Yes but … the frontend/ui is still trying to check the health of each process by checking in /proc/{PID} like in previous and shows that the process maybe start but it couldn’t check if it’s alive or not. An issue was created and we’re waiting for the patch to be integrated in a future version.
CronJobs
The MISP relies on few cron jobs used to trigger tasks like downloading new IOCs from external sources or content indexing. When running multiple replicas of the same pod, the same jobs are all scheduled at the same time. For example, the CacheFeed task happens every day at 2:20 am on every replicas degrading the performance of the whole application when running.

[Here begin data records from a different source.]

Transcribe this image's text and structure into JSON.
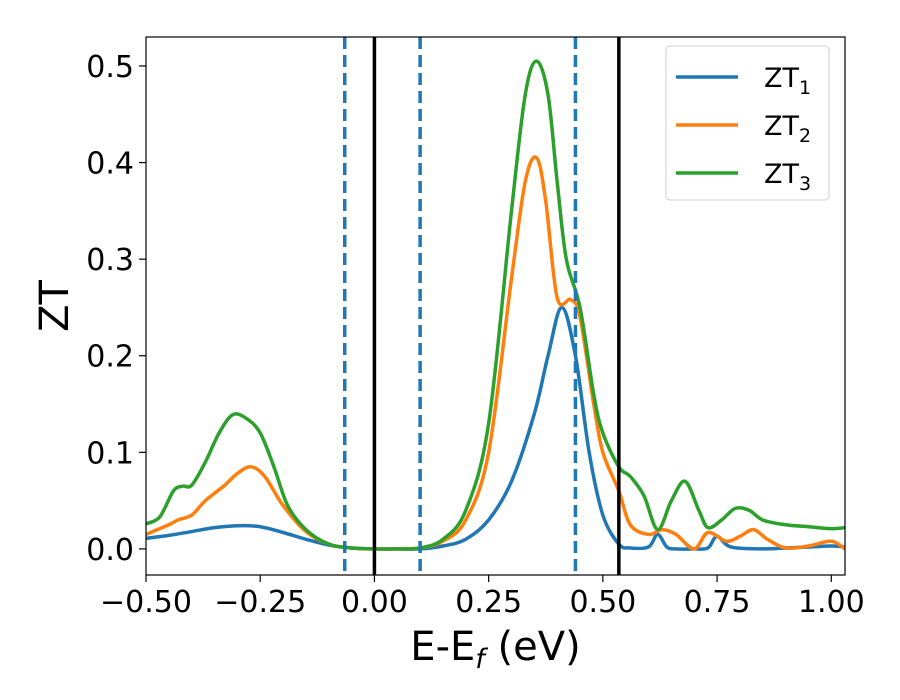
{
  "chart_data": {
    "type": "line",
    "xlabel": {
      "main": "E-E",
      "sub": "f",
      "unit": " (eV)"
    },
    "ylabel": "ZT",
    "xlim": [
      -0.5,
      1.03
    ],
    "ylim": [
      -0.027,
      0.53
    ],
    "xticks": [
      -0.5,
      -0.25,
      0.0,
      0.25,
      0.5,
      0.75,
      1.0
    ],
    "xtick_labels": [
      "−0.50",
      "−0.25",
      "0.00",
      "0.25",
      "0.50",
      "0.75",
      "1.00"
    ],
    "yticks": [
      0.0,
      0.1,
      0.2,
      0.3,
      0.4,
      0.5
    ],
    "ytick_labels": [
      "0.0",
      "0.1",
      "0.2",
      "0.3",
      "0.4",
      "0.5"
    ],
    "grid": false,
    "legend_position": "top-right",
    "vlines": [
      {
        "x": -0.065,
        "style": "dashed",
        "color": "#1f77b4"
      },
      {
        "x": 0.0,
        "style": "solid",
        "color": "#000000"
      },
      {
        "x": 0.1,
        "style": "dashed",
        "color": "#1f77b4"
      },
      {
        "x": 0.44,
        "style": "dashed",
        "color": "#1f77b4"
      },
      {
        "x": 0.535,
        "style": "solid",
        "color": "#000000"
      }
    ],
    "series": [
      {
        "name": "ZT",
        "name_sub": "1",
        "color": "#1f77b4",
        "x": [
          -0.5,
          -0.45,
          -0.4,
          -0.35,
          -0.3,
          -0.25,
          -0.2,
          -0.15,
          -0.1,
          -0.05,
          0.0,
          0.05,
          0.1,
          0.15,
          0.2,
          0.25,
          0.3,
          0.35,
          0.38,
          0.41,
          0.44,
          0.47,
          0.5,
          0.535,
          0.56,
          0.6,
          0.62,
          0.64,
          0.66,
          0.7,
          0.73,
          0.75,
          0.78,
          0.85,
          0.9,
          0.95,
          1.0,
          1.03
        ],
        "y": [
          0.011,
          0.014,
          0.018,
          0.022,
          0.024,
          0.023,
          0.017,
          0.01,
          0.004,
          0.001,
          0.0,
          0.0,
          0.0,
          0.003,
          0.01,
          0.03,
          0.07,
          0.14,
          0.2,
          0.25,
          0.2,
          0.1,
          0.035,
          0.005,
          0.001,
          0.002,
          0.015,
          0.002,
          0.0,
          0.0,
          0.001,
          0.013,
          0.002,
          0.0,
          0.001,
          0.002,
          0.003,
          0.002
        ]
      },
      {
        "name": "ZT",
        "name_sub": "2",
        "color": "#ff7f0e",
        "x": [
          -0.5,
          -0.45,
          -0.43,
          -0.4,
          -0.37,
          -0.33,
          -0.3,
          -0.27,
          -0.24,
          -0.2,
          -0.15,
          -0.1,
          -0.05,
          0.0,
          0.05,
          0.1,
          0.15,
          0.2,
          0.25,
          0.3,
          0.33,
          0.355,
          0.375,
          0.4,
          0.43,
          0.45,
          0.48,
          0.5,
          0.535,
          0.56,
          0.6,
          0.63,
          0.66,
          0.7,
          0.73,
          0.77,
          0.8,
          0.83,
          0.86,
          0.9,
          0.95,
          1.0,
          1.03
        ],
        "y": [
          0.015,
          0.025,
          0.03,
          0.035,
          0.05,
          0.065,
          0.078,
          0.085,
          0.075,
          0.045,
          0.018,
          0.005,
          0.001,
          0.0,
          0.0,
          0.001,
          0.008,
          0.03,
          0.1,
          0.28,
          0.38,
          0.405,
          0.36,
          0.26,
          0.258,
          0.24,
          0.15,
          0.1,
          0.06,
          0.025,
          0.015,
          0.02,
          0.015,
          0.0,
          0.017,
          0.008,
          0.013,
          0.02,
          0.01,
          0.001,
          0.003,
          0.008,
          0.0
        ]
      },
      {
        "name": "ZT",
        "name_sub": "3",
        "color": "#2ca02c",
        "x": [
          -0.5,
          -0.47,
          -0.44,
          -0.42,
          -0.4,
          -0.37,
          -0.34,
          -0.31,
          -0.28,
          -0.25,
          -0.22,
          -0.19,
          -0.15,
          -0.1,
          -0.05,
          0.0,
          0.05,
          0.1,
          0.15,
          0.2,
          0.25,
          0.3,
          0.33,
          0.355,
          0.38,
          0.4,
          0.42,
          0.45,
          0.48,
          0.5,
          0.535,
          0.56,
          0.59,
          0.62,
          0.65,
          0.68,
          0.71,
          0.73,
          0.76,
          0.79,
          0.82,
          0.85,
          0.9,
          0.95,
          1.0,
          1.03
        ],
        "y": [
          0.026,
          0.033,
          0.06,
          0.065,
          0.066,
          0.09,
          0.12,
          0.139,
          0.135,
          0.12,
          0.085,
          0.045,
          0.02,
          0.005,
          0.001,
          0.0,
          0.0,
          0.001,
          0.01,
          0.04,
          0.13,
          0.35,
          0.47,
          0.505,
          0.47,
          0.38,
          0.3,
          0.25,
          0.16,
          0.12,
          0.085,
          0.075,
          0.055,
          0.02,
          0.05,
          0.07,
          0.04,
          0.022,
          0.03,
          0.042,
          0.04,
          0.03,
          0.025,
          0.023,
          0.021,
          0.022
        ]
      }
    ]
  }
}
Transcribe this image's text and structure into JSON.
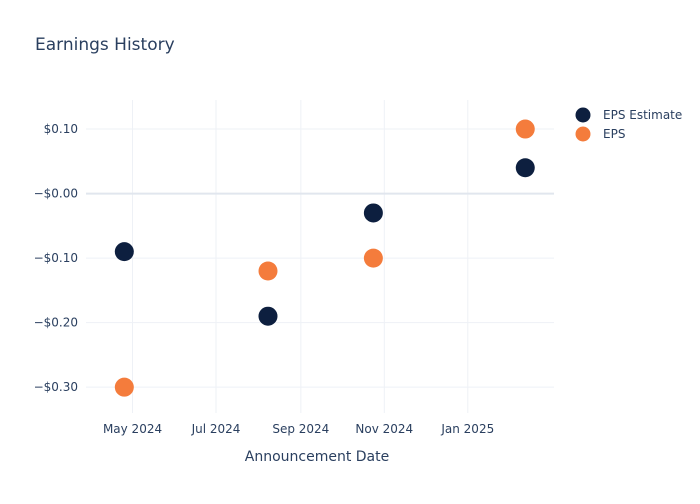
{
  "chart_data": {
    "type": "scatter",
    "title": "Earnings History",
    "xlabel": "Announcement Date",
    "ylabel": "",
    "x_ticks": [
      {
        "date": "2024-05-01",
        "label": "May 2024"
      },
      {
        "date": "2024-07-01",
        "label": "Jul 2024"
      },
      {
        "date": "2024-09-01",
        "label": "Sep 2024"
      },
      {
        "date": "2024-11-01",
        "label": "Nov 2024"
      },
      {
        "date": "2025-01-01",
        "label": "Jan 2025"
      }
    ],
    "y_ticks": [
      {
        "value": 0.1,
        "label": "$0.10"
      },
      {
        "value": 0.0,
        "label": "−$0.00"
      },
      {
        "value": -0.1,
        "label": "−$0.10"
      },
      {
        "value": -0.2,
        "label": "−$0.20"
      },
      {
        "value": -0.3,
        "label": "−$0.30"
      }
    ],
    "xlim": [
      "2024-03-28",
      "2025-03-05"
    ],
    "ylim": [
      -0.34,
      0.145
    ],
    "grid": true,
    "legend_position": "top-right",
    "series": [
      {
        "name": "EPS Estimate",
        "color": "#0d1f3f",
        "points": [
          {
            "x": "2024-04-25",
            "y": -0.09
          },
          {
            "x": "2024-08-08",
            "y": -0.19
          },
          {
            "x": "2024-10-24",
            "y": -0.03
          },
          {
            "x": "2025-02-12",
            "y": 0.04
          }
        ]
      },
      {
        "name": "EPS",
        "color": "#f47c3c",
        "points": [
          {
            "x": "2024-04-25",
            "y": -0.3
          },
          {
            "x": "2024-08-08",
            "y": -0.12
          },
          {
            "x": "2024-10-24",
            "y": -0.1
          },
          {
            "x": "2025-02-12",
            "y": 0.1
          }
        ]
      }
    ]
  }
}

Thanks to the Kubernetes CronJob object, those jobs are running only once following the same schedule and independently from the number of replicas. All CronJobs are using the same image but the command parameter is specific for every jobs.
apiVersion: batch/v1
kind: CronJob
metadata:
name: cache-feeds
...
spec:
...
jobTemplate:
...
spec:
...
spec:
containers:
- command:
- sudo
- -u
- www-data
- /var/www/MISP/app/Console/cake
- Server
- cacheFeed
- "2"
- all
...
Other improvements across all components
- Entrypoint: All files operations are done at the dockerfile level speeding up the startup phase instead of the entrypoint script.
- MISP configuration: Configuration of the software is done dynamically done with Cakephp CLI tool and using sed commands based on environment variables. We replaced this process by mounting static configuration files as Kubernetes object ConfigMap
- PHP Sessions: PHP was configured to store sessions into Redis as it’s already used for the core of the MISP
- Helm chart: All the Kubernetes manifests were packaged into a helm chart
- Blue/Green deployment: Shorten the downtime during update of the underlying infrastructure or application
Next steps
We’re already working on a v4 on which we’ll focus on the security aspects as well as matching with the Kubernetes and Docker best practices.
Conclusion
We read quite often from Kubernetes providers that moving monoliths to containers is easy, but they tend to omit that scaling isn’t an easy task. Also, monitoring, backups and all other known challenges on traditional VMs still exist with containers and can be even more complex at scale.
Through the whole project, we learned a lot about how the MISP works by testing numerous parameters but also by reading a lot of code to better understand what and how to scale.